Май 1867 года

– Так у нас не положено. Неважно, что вы здесь хозяин, но вам не подобает находиться в комнате роженицы!

Ангелина непоколебимо стояла на своем. Уперев руки в мощные бока, она загораживала собой вход.

Но Ника ничто не могло сдержать.

– Я обещал Мерседес, что буду рядом с ней, и плевать мне на ваши правила и обычаи!

Он прорвался в спальню, где его жена возлежала на огромной кровати. Ангелина и Лупе поместили ее сюда после кажущегося бесконечным хождения по коридору. Николас ходил вместе с нею, держа ее за руку и останавливаясь каждый раз, когда начинались очередные схватки и Мерседес сгибалась от боли.

Ангелина отмеряла их протяженность без каких-либо часов, а с помощью врожденного женского чутья. Николас тупо стоял рядом, ощущая, как муки Мерседес передаются ему, и эта боль была гораздо хуже, чем от любых сабельных ударов, от всех ран, полученных им на войне.

Наконец повариха, которая была заодно и главной повитухой Гран-Сангре, объявила, что подошло время укладывать сеньору в постель. Тут она и захлопнула дверь перед носом у ошеломленного хозяина поместья.

Сейчас, одетая в свежую ночную рубашку, с волосами, заплетенными в толстую косу, золотистой змеей извивающуюся по подушке, Мерседес, стиснув зубы, шумно вдыхала и выдыхала воздух и вслушивалась в наставления Ангелины.

– Это зрелище не для вас, – укорила Ника повитуха.

– Я прошел через дюжину войн и не падаю в обморок при виде крови, – мрачно ответил Ник, впрочем, не уверенный, как он себя поведет, увидев истекающую кровью Мерседес.

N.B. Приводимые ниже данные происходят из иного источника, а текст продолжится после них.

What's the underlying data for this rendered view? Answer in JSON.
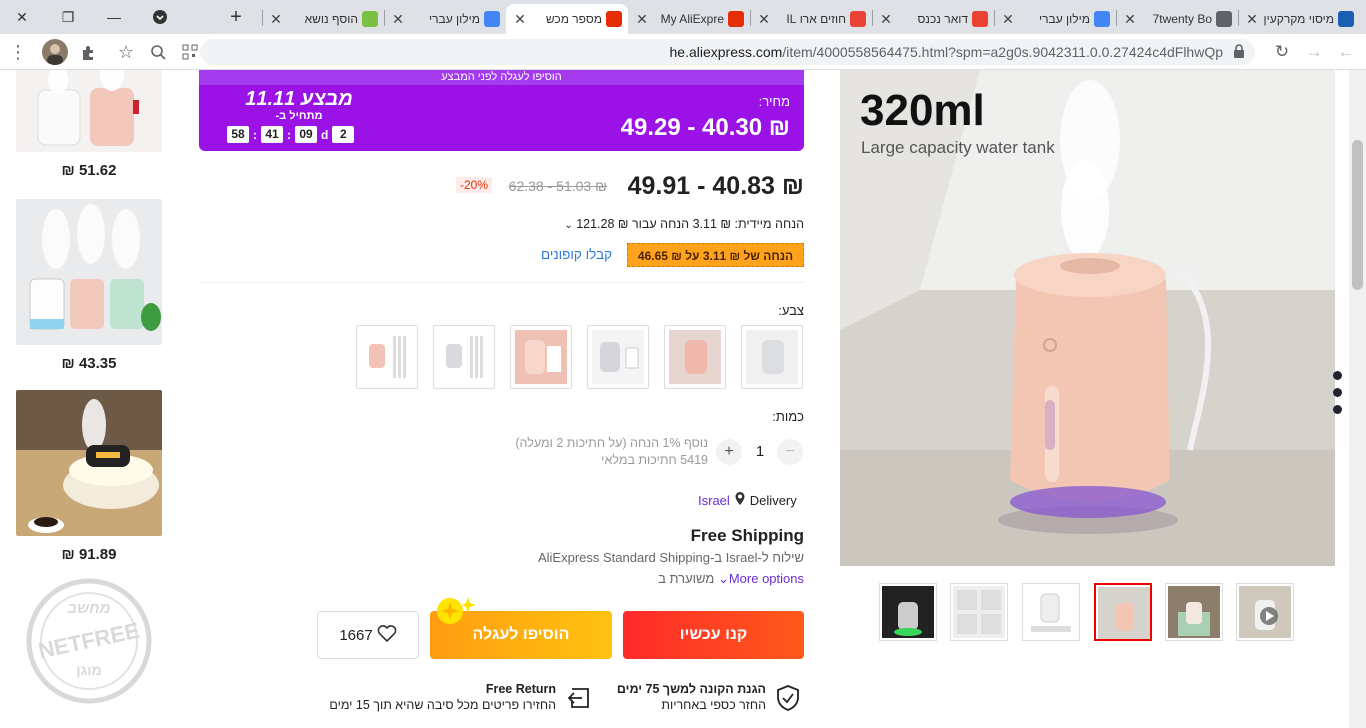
{
  "browser": {
    "tabs": [
      {
        "title": "מיסוי מקרקעין",
        "icon": "checkmark-icon",
        "color": "#1a5fb4"
      },
      {
        "title": "7twenty Bo",
        "icon": "globe-icon",
        "color": "#5f6368"
      },
      {
        "title": "מילון עברי",
        "icon": "google-icon",
        "color": "#4285f4"
      },
      {
        "title": "דואר נכנס",
        "icon": "gmail-icon",
        "color": "#ea4335"
      },
      {
        "title": "חוזים ארו IL",
        "icon": "gmail-icon",
        "color": "#ea4335"
      },
      {
        "title": "My AliExpre",
        "icon": "aliexpress-icon",
        "color": "#e62e04"
      },
      {
        "title": "מספר מכש",
        "icon": "aliexpress-icon",
        "color": "#e62e04"
      },
      {
        "title": "מילון עברי",
        "icon": "google-icon",
        "color": "#4285f4"
      },
      {
        "title": "הוסף נושא",
        "icon": "chat-icon",
        "color": "#7bc043"
      }
    ],
    "url_host": "he.aliexpress.com",
    "url_path": "/item/4000558564475.html?spm=a2g0s.9042311.0.0.27424c4dFlhwQp"
  },
  "recommendations": [
    {
      "price": "51.62 ₪"
    },
    {
      "price": "43.35 ₪"
    },
    {
      "price": "91.89 ₪"
    }
  ],
  "watermark": {
    "top": "מחשב",
    "middle": "NETFREE",
    "bottom": "מוגן"
  },
  "promo": {
    "banner": "הוסיפו לעגלה לפני המבצע",
    "price_label": "מחיר:",
    "price_range": "₪ 40.30 - 49.29",
    "sale_title": "מבצע 11.11",
    "starts_in": "מתחיל ב-",
    "countdown": {
      "days": "2",
      "d": "d",
      "hours": "09",
      "minutes": "41",
      "seconds": "58"
    }
  },
  "price": {
    "current": "₪ 40.83 - 49.91",
    "original": "₪ 51.03 - 62.38",
    "discount": "-20%",
    "instant_discount": "הנחה מיידית: ₪ 3.11 הנחה עבור ₪ 121.28",
    "coupon_badge": "הנחה של ₪ 3.11 על ₪ 46.65",
    "coupon_link": "קבלו קופונים"
  },
  "color": {
    "label": "צבע:"
  },
  "quantity": {
    "label": "כמות:",
    "value": "1",
    "minus": "−",
    "plus": "+",
    "extra_discount": "נוסף 1% הנחה (על חתיכות 2 ומעלה)",
    "stock": "5419 חתיכות במלאי"
  },
  "delivery": {
    "label": "Delivery",
    "country": "Israel",
    "free_shipping": "Free Shipping",
    "shipping_line": "שילוח ל-Israel ב-AliExpress Standard Shipping",
    "more_options": "More options",
    "estimated": "משוערת ב"
  },
  "actions": {
    "buy_now": "קנו עכשיו",
    "add_to_cart": "הוסיפו לעגלה",
    "wishlist_count": "1667"
  },
  "guarantees": {
    "protection_title": "הגנת הקונה למשך 75 ימים",
    "protection_sub": "החזר כספי באחריות",
    "return_title": "Free Return",
    "return_sub": "החזירו פריטים מכל סיבה שהיא תוך 15 ימים"
  },
  "gallery": {
    "title": "320ml",
    "subtitle": "Large capacity water tank"
  }
}
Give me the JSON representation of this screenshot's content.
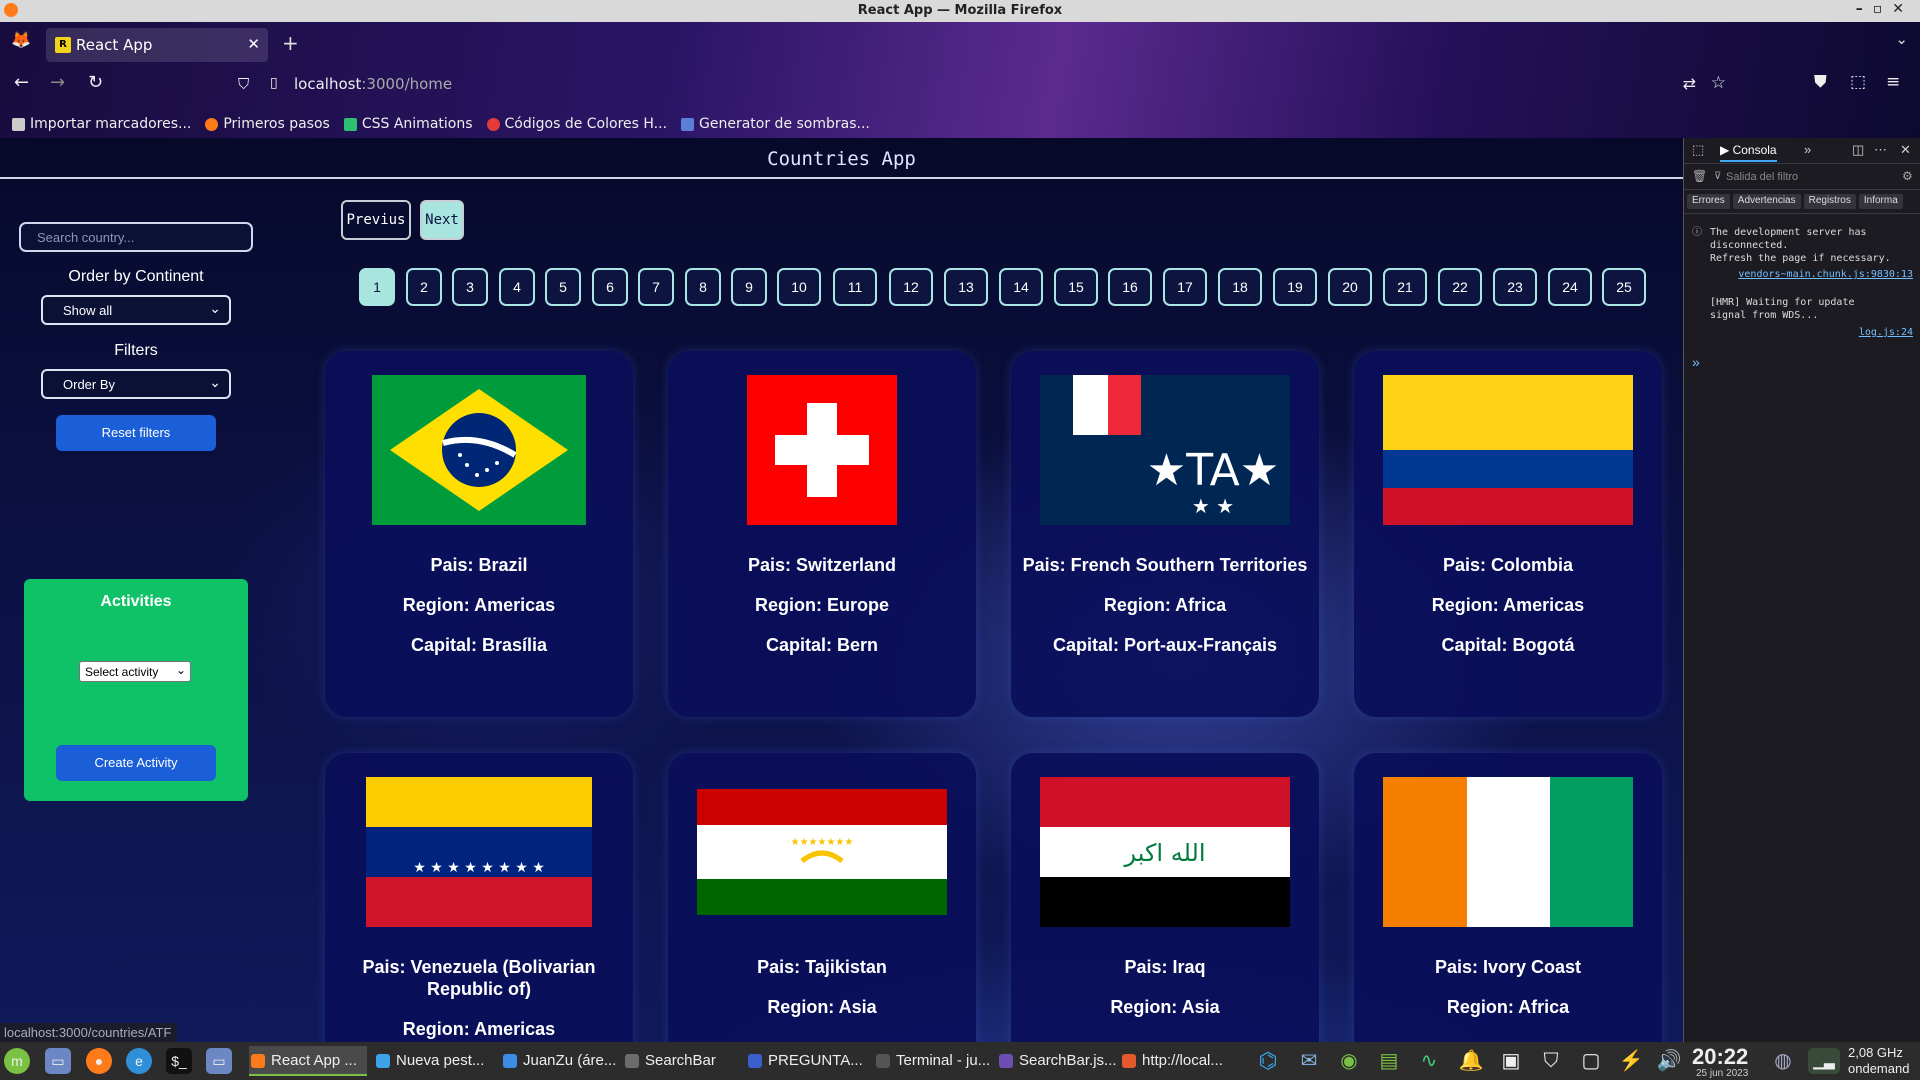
{
  "window": {
    "title": "React App — Mozilla Firefox"
  },
  "browser": {
    "tab_title": "React App",
    "url_host": "localhost",
    "url_rest": ":3000/home",
    "bookmarks": [
      {
        "label": "Importar marcadores...",
        "color": "#cccccc"
      },
      {
        "label": "Primeros pasos",
        "color": "#ff7a18"
      },
      {
        "label": "CSS Animations",
        "color": "#2fbf71"
      },
      {
        "label": "Códigos de Colores H...",
        "color": "#e23b3b"
      },
      {
        "label": "Generator de sombras...",
        "color": "#5b7fd6"
      }
    ]
  },
  "app": {
    "title": "Countries App",
    "search_placeholder": "Search country...",
    "order_continent_label": "Order by Continent",
    "continent_select_value": "Show all",
    "filters_label": "Filters",
    "order_select_value": "Order By",
    "reset_label": "Reset filters",
    "activities": {
      "title": "Activities",
      "select_value": "Select activity",
      "create_label": "Create Activity"
    },
    "prev_label": "Previus",
    "next_label": "Next",
    "pages": [
      "1",
      "2",
      "3",
      "4",
      "5",
      "6",
      "7",
      "8",
      "9",
      "10",
      "11",
      "12",
      "13",
      "14",
      "15",
      "16",
      "17",
      "18",
      "19",
      "20",
      "21",
      "22",
      "23",
      "24",
      "25"
    ],
    "active_page": "1",
    "countries": [
      {
        "pais": "Pais: Brazil",
        "region": "Region: Americas",
        "capital": "Capital: Brasília",
        "flag": "br"
      },
      {
        "pais": "Pais: Switzerland",
        "region": "Region: Europe",
        "capital": "Capital: Bern",
        "flag": "ch"
      },
      {
        "pais": "Pais: French Southern Territories",
        "region": "Region: Africa",
        "capital": "Capital: Port-aux-Français",
        "flag": "tf"
      },
      {
        "pais": "Pais: Colombia",
        "region": "Region: Americas",
        "capital": "Capital: Bogotá",
        "flag": "co"
      },
      {
        "pais": "Pais: Venezuela (Bolivarian Republic of)",
        "region": "Region: Americas",
        "flag": "ve"
      },
      {
        "pais": "Pais: Tajikistan",
        "region": "Region: Asia",
        "flag": "tj"
      },
      {
        "pais": "Pais: Iraq",
        "region": "Region: Asia",
        "flag": "iq"
      },
      {
        "pais": "Pais: Ivory Coast",
        "region": "Region: Africa",
        "flag": "ci"
      }
    ],
    "iraq_flag_text": "الله اكبر",
    "status_url": "localhost:3000/countries/ATF"
  },
  "devtools": {
    "console_tab": "Consola",
    "filter_placeholder": "Salida del filtro",
    "categories": [
      "Errores",
      "Advertencias",
      "Registros",
      "Informa"
    ],
    "msg1": "The development server has\ndisconnected.\nRefresh the page if necessary.",
    "msg1_src": "vendors~main.chunk.js:9830:13",
    "msg2": "[HMR] Waiting for update\nsignal from WDS...",
    "msg2_src": "log.js:24"
  },
  "taskbar": {
    "tasks": [
      {
        "label": "React App ...",
        "color": "#ff7a18",
        "active": true
      },
      {
        "label": "Nueva pest...",
        "color": "#3ba3e6",
        "active": false
      },
      {
        "label": "JuanZu (áre...",
        "color": "#3b8de6",
        "active": false
      },
      {
        "label": "SearchBar",
        "color": "#6d6d6d",
        "active": false
      },
      {
        "label": "PREGUNTA...",
        "color": "#3a5fcd",
        "active": false
      },
      {
        "label": "Terminal - ju...",
        "color": "#555555",
        "active": false
      },
      {
        "label": "SearchBar.js...",
        "color": "#6d4fb3",
        "active": false
      },
      {
        "label": "http://local...",
        "color": "#e25a2b",
        "active": false
      }
    ],
    "time": "20:22",
    "date": "25 jun 2023",
    "cpu_freq": "2,08 GHz",
    "cpu_governor": "ondemand"
  }
}
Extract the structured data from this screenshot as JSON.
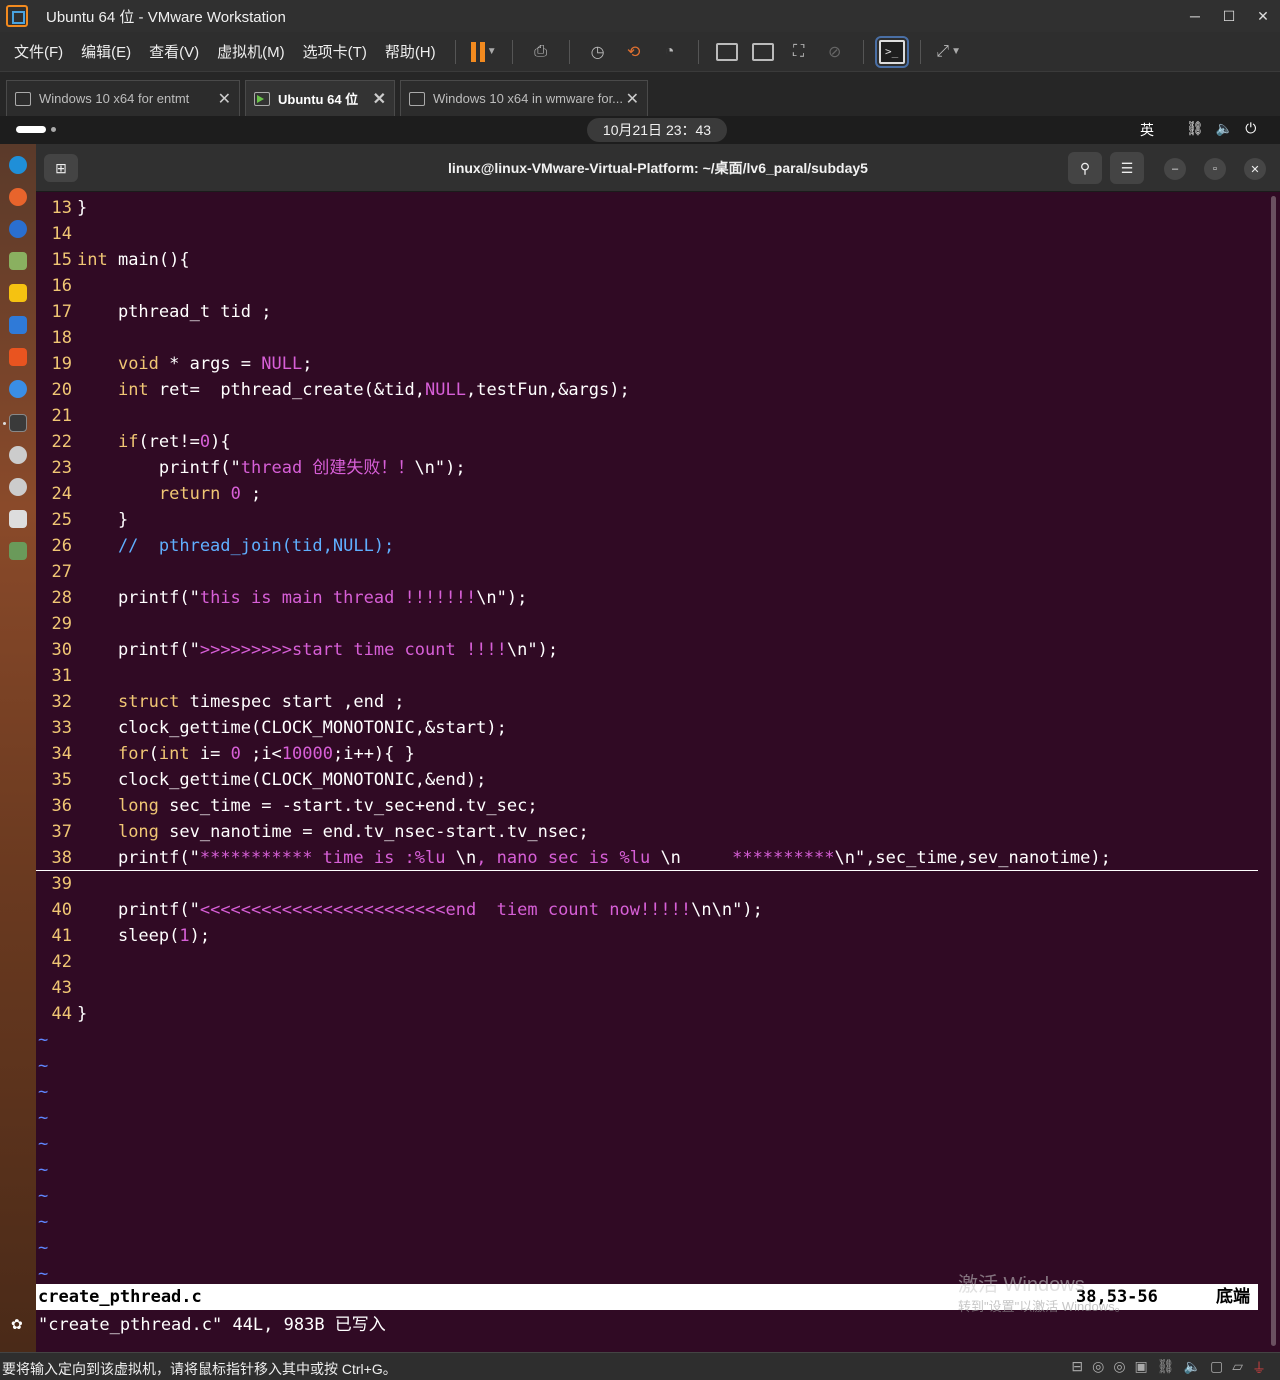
{
  "window": {
    "title": "Ubuntu 64 位 - VMware Workstation"
  },
  "menu": [
    "文件(F)",
    "编辑(E)",
    "查看(V)",
    "虚拟机(M)",
    "选项卡(T)",
    "帮助(H)"
  ],
  "tabs": [
    {
      "label": "Windows 10 x64 for entmt",
      "active": false
    },
    {
      "label": "Ubuntu 64 位",
      "active": true
    },
    {
      "label": "Windows 10 x64 in wmware for...",
      "active": false
    }
  ],
  "ubuntu_bar": {
    "clock": "10月21日  23：43",
    "ime": "英"
  },
  "terminal": {
    "title": "linux@linux-VMware-Virtual-Platform: ~/桌面/lv6_paral/subday5",
    "status_filename": "create_pthread.c",
    "status_position": "38,53-56",
    "status_where": "底端",
    "message": "\"create_pthread.c\" 44L, 983B 已写入"
  },
  "code": [
    {
      "n": "13",
      "t": "}"
    },
    {
      "n": "14",
      "t": ""
    },
    {
      "n": "15",
      "t": "int main(){"
    },
    {
      "n": "16",
      "t": ""
    },
    {
      "n": "17",
      "t": "    pthread_t tid ;"
    },
    {
      "n": "18",
      "t": ""
    },
    {
      "n": "19",
      "t": "    void * args = NULL;"
    },
    {
      "n": "20",
      "t": "    int ret=  pthread_create(&tid,NULL,testFun,&args);"
    },
    {
      "n": "21",
      "t": ""
    },
    {
      "n": "22",
      "t": "    if(ret!=0){"
    },
    {
      "n": "23",
      "t": "        printf(\"thread 创建失败！！\\n\");"
    },
    {
      "n": "24",
      "t": "        return 0 ;"
    },
    {
      "n": "25",
      "t": "    }"
    },
    {
      "n": "26",
      "t": "    //  pthread_join(tid,NULL);"
    },
    {
      "n": "27",
      "t": ""
    },
    {
      "n": "28",
      "t": "    printf(\"this is main thread !!!!!!!\\n\");"
    },
    {
      "n": "29",
      "t": ""
    },
    {
      "n": "30",
      "t": "    printf(\">>>>>>>>>start time count !!!!\\n\");"
    },
    {
      "n": "31",
      "t": ""
    },
    {
      "n": "32",
      "t": "    struct timespec start ,end ;"
    },
    {
      "n": "33",
      "t": "    clock_gettime(CLOCK_MONOTONIC,&start);"
    },
    {
      "n": "34",
      "t": "    for(int i= 0 ;i<10000;i++){ }"
    },
    {
      "n": "35",
      "t": "    clock_gettime(CLOCK_MONOTONIC,&end);"
    },
    {
      "n": "36",
      "t": "    long sec_time = -start.tv_sec+end.tv_sec;"
    },
    {
      "n": "37",
      "t": "    long sev_nanotime = end.tv_nsec-start.tv_nsec;"
    },
    {
      "n": "38",
      "t": "    printf(\"*********** time is :%lu \\n, nano sec is %lu \\n     **********\\n\",sec_time,sev_nanotime);"
    },
    {
      "n": "39",
      "t": ""
    },
    {
      "n": "40",
      "t": "    printf(\"<<<<<<<<<<<<<<<<<<<<<<<<end  tiem count now!!!!!\\n\\n\");"
    },
    {
      "n": "41",
      "t": "    sleep(1);"
    },
    {
      "n": "42",
      "t": ""
    },
    {
      "n": "43",
      "t": ""
    },
    {
      "n": "44",
      "t": "}"
    }
  ],
  "tilde_count": 10,
  "watermark": {
    "line1": "激活 Windows",
    "line2": "转到\"设置\"以激活 Windows。"
  },
  "vm_status": "要将输入定向到该虚拟机，请将鼠标指针移入其中或按 Ctrl+G。",
  "colors": {
    "terminal_bg": "#300a24",
    "line_number": "#f0c674",
    "string": "#d75fd7",
    "operator": "#5fd7ff",
    "tilde": "#5f87ff",
    "accent": "#f28a1f"
  }
}
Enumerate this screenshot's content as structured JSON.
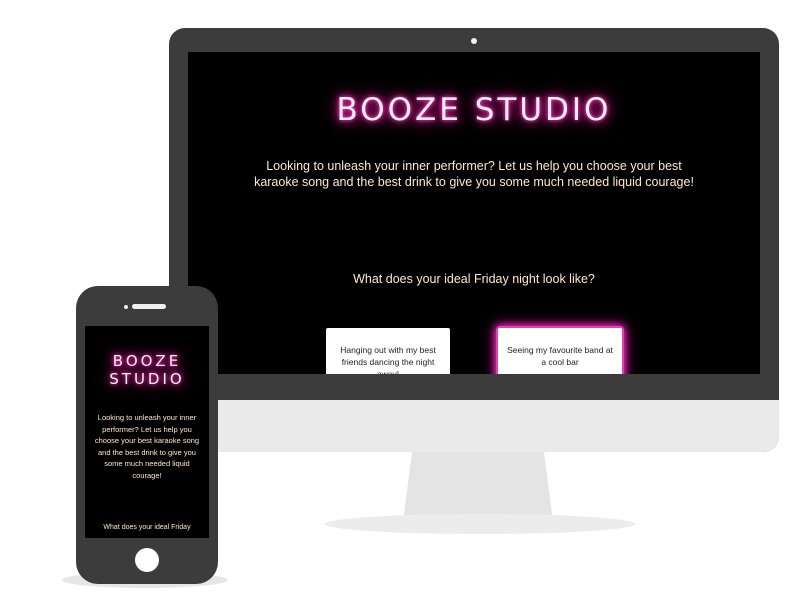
{
  "site": {
    "title": "BOOZE STUDIO",
    "title_mobile_line1": "BOOZE",
    "title_mobile_line2": "STUDIO",
    "intro": "Looking to unleash your inner performer? Let us help you choose your best karaoke song and the best drink to give you some much needed liquid courage!",
    "question": "What does your ideal Friday night look like?",
    "question_mobile_visible": "What does your ideal Friday",
    "answers": [
      {
        "label": "Hanging out with my best friends dancing the night away!"
      },
      {
        "label": "Seeing my favourite band at a cool bar"
      }
    ]
  },
  "colors": {
    "neon_pink": "#ff1aa8",
    "text_cream": "#ffe9c9",
    "screen_bg": "#000000",
    "device_frame": "#3c3c3c"
  },
  "icons": {
    "monitor_camera": "camera-dot-icon",
    "phone_speaker": "speaker-icon",
    "phone_home": "home-button-icon"
  }
}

Он пододвинул к кровати стул, сел и взял жену за руку.

Мерседес вонзилась ногтями в его ладонь, черпая дополнительную энергию для себя из его теплой сильной руки. Когда схватка прошла, она мужественно улыбнулась ему.

– На самом деле это не так уж и страшно…

– На самом деле ты жуткая лгунья!

Ангелина приложила влажное полотенце к ее вспотевшему лбу и заметила, что все идет как положено.

– Если вы хотите принести хоть какую-то пользу, смачивайте ей лоб холодной водой в промежутках между схватками, – посоветовала она. – Осталось ждать совсем недолго.

Распахнув дверь, Ангелина принялась звать Лупе:

– Где эта чертова девчонка! Посылать ее за чем-нибудь бесполезно!

Мерседес и Ник обменялись взглядами.

– Отец Сальвадор возмутится, когда узнает, что ты присутствовал при родах.

– Может быть, я не приношу пользу, но чувствую себя лучше, если ты рядом.

– Ты помогаешь мне тем, что ты рядом…

Они произносили каждый почти одни и те же слова и думали одинаково.

Но вот боль снова стала нарастать.

– А-а! Я думаю, что маленький негодник уже нащупал тропинку. Впрочем, он, кажется, пошел в наступление…

– А мне кажется, что вся прусская армия наступает там, у меня внутри… – выдохнула Мерседес, глядя на лицо мужа, превратившееся в каменную маску, за которой прятался неизъяснимый ужас.

Когда боль отпустила, Мерседес сказала:

– Падре Сальвадор совершил великое дело, поженив нас за три дня до появления ребенка на свет.

– Он утверждает, что ответ на нашу петицию придет со временем, но я не очень-то ему верю, – признался Ник.

– Все равно, все складывается чудесно. Но если ты позволишь ему обратить тебя в католичество, то очень угодишь всем.

– Почему бы не свершиться и подобному чуду? – улыбнулся Ник. – Я подумаю.

Мерседес в приступе боли изогнулась на кровати.

– Держите ее хорошенько, хозяин! – распорядилась Ангелина.

Ник обхватил крепкими руками тело жены.

Ангелина зачем-то рявкнула на не очень расторопную Лупе, потом склонилась, выпрямилась и поднесла к лучу солнечного света, падающему из окна, крошечный красный, яростно вопящий комочек.

– Это мальчик, сеньор!

– Я говорила тебе, что так будет. – Мерседес удовлетворенно вздохнула. – Бартоломео Николас Альварадо. Розалия будет счастлива, что у нее появился братик.

– Это еще одно чудо! – сказал Ник, осторожно принимая из рук Ангелины своего сына, наследника Гран-Сангре.